The disadvantages – you pretty much have to be laced into your garment, since you wouldn’t really want to have the long length hanging anywhere. You have to tie it off at top and bottom which I found a bit strange (just because I haven’t done it before) and it’s REALLY hard to tighten things up.
Next I gave spiral lacing a try.
This is when I realized that my lacing rings were probably too close together – there’s a LOT of ribbon here compared to the inspiration paintings. I wasn’t even going to THINK of removing them and doing them again though, and when I did get down to the double-ladder lacing, I think it works out ok.
For the spiral lacing, the rings lay properly which I like.
What I don’t like is that most of my portraits don’t show spiral lacing… but rather ladder lacing or a herringbone lacing method. (Which honestly, I wasn’t even going to try to attempt at this point, since I knew I’d be lacing myself into my dress…)
The advantages of this – it looks nice, there’s lots of historical depictions of it, and it laces up reasonably quickly.
The disadvantages – as above, you pretty much have to be laced into your garment, since you wouldn’t really want to have the long length hanging anywhere. You have to tie it off at top and bottom which I found a bit strange (just because I haven’t done it before) and it’s REALLY hard to tighten things up. You basically have to do it line by line…
I would like to point out though how you can BARELY see any of my corded “boning” channels on the second spiral lacing photo… I’m super happy that the corded boning gave me the support I wanted, without actually LOOKING like a boned bodice (or feeling like one too much either… For all of the work that went into it – I’m really happy with that element.
I don’t know if this method has another name – it’s the same kind of lacing most of us do on our sneakers, and I’m just going to call it crossed lacing.
This is what I normally do on my corsets, so it felt the most familiar. I also think it’s pretty.. but…
The disadvantages: I haven’t seen portraits with this lacing method. Kind of a big one.
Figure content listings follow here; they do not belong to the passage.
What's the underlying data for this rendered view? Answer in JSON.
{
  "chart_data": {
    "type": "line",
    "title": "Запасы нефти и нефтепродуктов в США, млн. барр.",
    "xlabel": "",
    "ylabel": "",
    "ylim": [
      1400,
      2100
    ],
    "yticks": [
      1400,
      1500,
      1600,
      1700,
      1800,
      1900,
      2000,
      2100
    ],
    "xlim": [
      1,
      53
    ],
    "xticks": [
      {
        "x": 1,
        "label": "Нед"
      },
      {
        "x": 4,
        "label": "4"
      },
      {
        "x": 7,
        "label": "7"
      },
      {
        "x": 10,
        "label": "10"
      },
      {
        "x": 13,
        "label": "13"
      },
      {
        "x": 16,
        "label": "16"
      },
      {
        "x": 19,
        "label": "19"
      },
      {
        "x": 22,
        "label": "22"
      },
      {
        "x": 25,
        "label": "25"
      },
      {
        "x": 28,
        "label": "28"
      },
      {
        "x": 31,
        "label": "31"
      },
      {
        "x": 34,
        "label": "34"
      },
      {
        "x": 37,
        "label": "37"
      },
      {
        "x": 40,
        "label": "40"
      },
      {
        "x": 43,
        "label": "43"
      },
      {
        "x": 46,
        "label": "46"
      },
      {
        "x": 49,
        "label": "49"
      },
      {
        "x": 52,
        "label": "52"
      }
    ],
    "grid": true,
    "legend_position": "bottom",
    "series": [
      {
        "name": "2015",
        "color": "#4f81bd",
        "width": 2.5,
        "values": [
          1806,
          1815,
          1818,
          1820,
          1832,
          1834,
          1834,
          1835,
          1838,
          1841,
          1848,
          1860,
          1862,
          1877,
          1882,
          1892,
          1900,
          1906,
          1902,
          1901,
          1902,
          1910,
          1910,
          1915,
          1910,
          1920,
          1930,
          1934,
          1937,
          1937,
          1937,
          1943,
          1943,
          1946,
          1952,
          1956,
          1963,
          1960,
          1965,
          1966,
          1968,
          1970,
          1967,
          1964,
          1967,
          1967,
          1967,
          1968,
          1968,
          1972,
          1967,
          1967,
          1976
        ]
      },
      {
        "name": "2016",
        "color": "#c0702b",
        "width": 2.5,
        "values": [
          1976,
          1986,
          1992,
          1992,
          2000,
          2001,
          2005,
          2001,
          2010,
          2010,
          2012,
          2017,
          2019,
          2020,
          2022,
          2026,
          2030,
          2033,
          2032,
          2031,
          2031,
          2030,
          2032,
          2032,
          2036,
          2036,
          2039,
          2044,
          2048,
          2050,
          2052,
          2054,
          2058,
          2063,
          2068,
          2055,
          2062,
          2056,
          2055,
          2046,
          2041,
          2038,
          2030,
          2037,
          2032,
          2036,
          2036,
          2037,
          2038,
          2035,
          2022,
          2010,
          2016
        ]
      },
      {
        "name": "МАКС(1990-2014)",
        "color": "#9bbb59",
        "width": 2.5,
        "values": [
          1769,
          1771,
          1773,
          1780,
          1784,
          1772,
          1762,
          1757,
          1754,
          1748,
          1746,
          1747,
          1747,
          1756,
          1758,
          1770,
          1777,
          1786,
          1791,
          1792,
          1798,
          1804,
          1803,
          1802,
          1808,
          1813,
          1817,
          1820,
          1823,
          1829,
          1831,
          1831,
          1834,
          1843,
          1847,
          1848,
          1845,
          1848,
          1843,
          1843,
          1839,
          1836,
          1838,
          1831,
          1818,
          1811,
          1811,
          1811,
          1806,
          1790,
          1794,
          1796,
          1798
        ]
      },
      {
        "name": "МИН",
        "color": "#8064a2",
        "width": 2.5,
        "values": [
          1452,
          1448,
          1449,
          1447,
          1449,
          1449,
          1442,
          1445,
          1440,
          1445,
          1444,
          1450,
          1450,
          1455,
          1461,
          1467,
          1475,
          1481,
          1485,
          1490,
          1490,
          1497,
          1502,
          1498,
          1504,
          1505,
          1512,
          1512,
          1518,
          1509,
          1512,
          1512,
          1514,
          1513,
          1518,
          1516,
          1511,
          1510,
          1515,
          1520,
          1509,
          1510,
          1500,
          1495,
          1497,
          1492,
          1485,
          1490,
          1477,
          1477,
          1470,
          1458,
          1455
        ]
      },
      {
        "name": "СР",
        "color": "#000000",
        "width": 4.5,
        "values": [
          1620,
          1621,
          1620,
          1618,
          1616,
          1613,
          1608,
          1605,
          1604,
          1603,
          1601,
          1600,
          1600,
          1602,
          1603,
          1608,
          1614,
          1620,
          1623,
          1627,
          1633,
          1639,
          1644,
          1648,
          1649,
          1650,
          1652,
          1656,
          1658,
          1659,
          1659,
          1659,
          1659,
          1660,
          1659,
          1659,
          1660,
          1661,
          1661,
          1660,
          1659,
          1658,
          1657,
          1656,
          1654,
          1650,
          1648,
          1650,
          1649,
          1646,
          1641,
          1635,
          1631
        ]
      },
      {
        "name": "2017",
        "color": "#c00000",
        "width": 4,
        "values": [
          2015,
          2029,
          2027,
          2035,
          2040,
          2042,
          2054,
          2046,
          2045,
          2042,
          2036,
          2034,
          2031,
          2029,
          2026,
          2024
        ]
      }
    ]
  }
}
The advantages: laces up pretty quickly, and the lacing rings lay correctly. Since the ends are tied in a knot, you could give yourself more length and tuck them in, leaving part of it laced up for faster in-and-out. Pretty much anyone at an event could help you lace and tighten your bodice – not really an option everywhere with other lacing. The biggest one – it tightens up really easily. You just pull the crosses – which are easy to see, and easy to grab.
double ladder lacing
So finally that double-ladder lacing as mentioned earlier.
I don’t even know if this is what the person was suggesting… but I saw an illustration, and thought I’d give it a try. I thought that this worked really, really well.
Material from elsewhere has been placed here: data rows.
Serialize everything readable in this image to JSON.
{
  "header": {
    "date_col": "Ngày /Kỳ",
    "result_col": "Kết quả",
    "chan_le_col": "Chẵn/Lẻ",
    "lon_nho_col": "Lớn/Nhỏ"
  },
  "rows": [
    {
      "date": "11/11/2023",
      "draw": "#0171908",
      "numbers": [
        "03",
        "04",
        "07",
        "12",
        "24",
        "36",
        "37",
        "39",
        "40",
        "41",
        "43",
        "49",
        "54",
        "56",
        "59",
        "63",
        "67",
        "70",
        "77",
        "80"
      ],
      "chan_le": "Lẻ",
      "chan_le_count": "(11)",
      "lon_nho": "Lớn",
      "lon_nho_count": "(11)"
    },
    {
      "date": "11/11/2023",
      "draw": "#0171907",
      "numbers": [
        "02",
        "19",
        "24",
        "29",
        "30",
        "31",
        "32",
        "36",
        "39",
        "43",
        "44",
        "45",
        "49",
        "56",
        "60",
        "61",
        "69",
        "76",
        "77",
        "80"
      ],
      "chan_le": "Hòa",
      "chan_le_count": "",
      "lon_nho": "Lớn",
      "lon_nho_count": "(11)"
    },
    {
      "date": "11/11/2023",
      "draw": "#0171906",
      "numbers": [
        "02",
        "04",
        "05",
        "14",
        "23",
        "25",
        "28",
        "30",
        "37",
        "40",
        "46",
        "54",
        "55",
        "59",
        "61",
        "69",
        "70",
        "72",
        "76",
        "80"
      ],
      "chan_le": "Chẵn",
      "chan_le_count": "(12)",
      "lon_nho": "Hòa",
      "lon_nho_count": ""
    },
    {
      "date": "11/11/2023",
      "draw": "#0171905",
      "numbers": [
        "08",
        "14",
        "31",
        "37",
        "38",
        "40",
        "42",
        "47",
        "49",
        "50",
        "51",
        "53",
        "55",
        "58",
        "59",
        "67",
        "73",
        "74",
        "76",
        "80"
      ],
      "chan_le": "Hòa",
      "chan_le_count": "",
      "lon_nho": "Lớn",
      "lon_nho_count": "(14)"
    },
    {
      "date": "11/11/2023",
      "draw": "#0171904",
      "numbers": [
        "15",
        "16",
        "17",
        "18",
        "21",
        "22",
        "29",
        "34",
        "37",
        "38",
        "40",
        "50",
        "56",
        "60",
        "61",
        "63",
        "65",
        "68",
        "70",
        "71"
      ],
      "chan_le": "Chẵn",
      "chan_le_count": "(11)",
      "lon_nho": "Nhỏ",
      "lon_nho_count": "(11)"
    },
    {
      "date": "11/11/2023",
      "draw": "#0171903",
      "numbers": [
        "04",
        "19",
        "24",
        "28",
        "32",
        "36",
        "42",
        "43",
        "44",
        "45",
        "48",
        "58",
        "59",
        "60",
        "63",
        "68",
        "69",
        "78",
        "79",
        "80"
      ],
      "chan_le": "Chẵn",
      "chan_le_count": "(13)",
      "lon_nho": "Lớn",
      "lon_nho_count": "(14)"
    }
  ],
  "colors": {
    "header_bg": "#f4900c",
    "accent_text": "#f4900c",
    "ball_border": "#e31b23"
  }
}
(Just ignore that bottom bit though; I made a mistake beginning the lacing right from the start!)
While it’s not possible to see the upwards movement of the ribbon in portraiture, the ‘ladder rungs’ are right, and there’s at least one portrait I think I remember where I thought a double-rung might have been used… so it’s possible!
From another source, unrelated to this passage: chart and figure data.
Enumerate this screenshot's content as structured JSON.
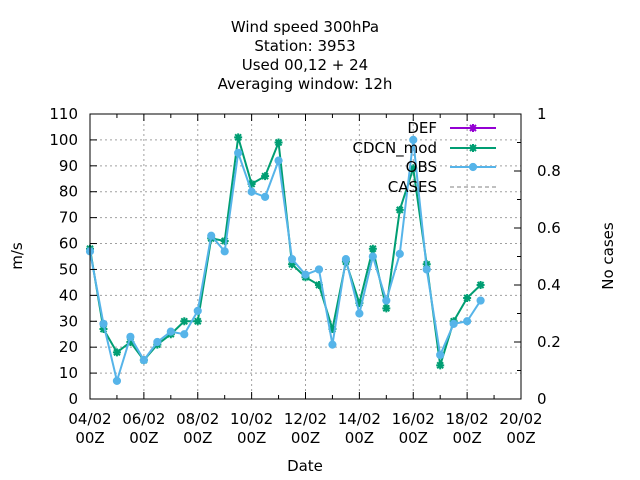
{
  "chart_data": {
    "type": "line",
    "title_lines": [
      "Wind speed 300hPa",
      "Station:      3953",
      "Used  00,12  + 24",
      "Averaging window: 12h"
    ],
    "xlabel": "Date",
    "ylabel": "m/s",
    "y2label": "No cases",
    "x_ticks": [
      {
        "top": "04/02",
        "bottom": "00Z"
      },
      {
        "top": "06/02",
        "bottom": "00Z"
      },
      {
        "top": "08/02",
        "bottom": "00Z"
      },
      {
        "top": "10/02",
        "bottom": "00Z"
      },
      {
        "top": "12/02",
        "bottom": "00Z"
      },
      {
        "top": "14/02",
        "bottom": "00Z"
      },
      {
        "top": "16/02",
        "bottom": "00Z"
      },
      {
        "top": "18/02",
        "bottom": "00Z"
      },
      {
        "top": "20/02",
        "bottom": "00Z"
      }
    ],
    "xlim_days": [
      4,
      20
    ],
    "ylim": [
      0,
      110
    ],
    "yticks": [
      0,
      10,
      20,
      30,
      40,
      50,
      60,
      70,
      80,
      90,
      100,
      110
    ],
    "y2lim": [
      0,
      1
    ],
    "y2ticks": [
      "0",
      "0.2",
      "0.4",
      "0.6",
      "0.8",
      "1"
    ],
    "grid": true,
    "legend_position": "top-right",
    "x_days": [
      4.0,
      4.5,
      5.0,
      5.5,
      6.0,
      6.5,
      7.0,
      7.5,
      8.0,
      8.5,
      9.0,
      9.5,
      10.0,
      10.5,
      11.0,
      11.5,
      12.0,
      12.5,
      13.0,
      13.5,
      14.0,
      14.5,
      15.0,
      15.5,
      16.0,
      16.5,
      17.0,
      17.5,
      18.0,
      18.5
    ],
    "series": [
      {
        "name": "DEF",
        "color": "#9400d3",
        "marker": "star",
        "dashed": false,
        "values": []
      },
      {
        "name": "CDCN_mod",
        "color": "#009e73",
        "marker": "star",
        "dashed": false,
        "values": [
          58,
          27,
          18,
          22,
          15,
          21,
          25,
          30,
          30,
          62,
          61,
          101,
          83,
          86,
          99,
          52,
          47,
          44,
          27,
          53,
          37,
          58,
          35,
          73,
          89,
          52,
          13,
          30,
          39,
          44
        ]
      },
      {
        "name": "OBS",
        "color": "#56b4e9",
        "marker": "circle",
        "dashed": false,
        "values": [
          57,
          29,
          7,
          24,
          15,
          22,
          26,
          25,
          34,
          63,
          57,
          95,
          80,
          78,
          92,
          54,
          48,
          50,
          21,
          54,
          33,
          55,
          38,
          56,
          100,
          50,
          17,
          29,
          30,
          38
        ]
      },
      {
        "name": "CASES",
        "color": "#808080",
        "marker": "none",
        "dashed": true,
        "values": []
      }
    ]
  }
}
This is what I ended up using for my costume.
The advantages: lacing rings lay correctly, ladder lacing looks correct based on portrait inspiration, and it’s about as easy to tighten as the crossed lacing – you just grab each rung individually.
The disadvantages: it’s really slow to lace, and easy to make mistakes. I had to “start again” twice while lacing myself into my bodice on the first real wearing. Not fun. I wouldn’t want to ask a friend to help with lacing this either – it’s just too complicated.
A thought on materials
As much as I love the ribbon I was lacing with for the test (it’s a white satin ribbon with a gold edging) I opted to go with a cord when I wore this instead. (As seen in the top photo) Firstly, I wanted the lacing to show up a little more – and was worried the white ribbon would blend too much with the camicia. With that being said, the cord I used is not what I’ll keep using. I want to use the lucet cord I made … but… erm… have misplaced!
The ribbon also shows the twists too easily, cord didn’t. I suppose I could go through all the work straightening the twists, but………. That’s an awful lot of work when you can’t even see what you’re doing to begin with. So.. no. Cord it is!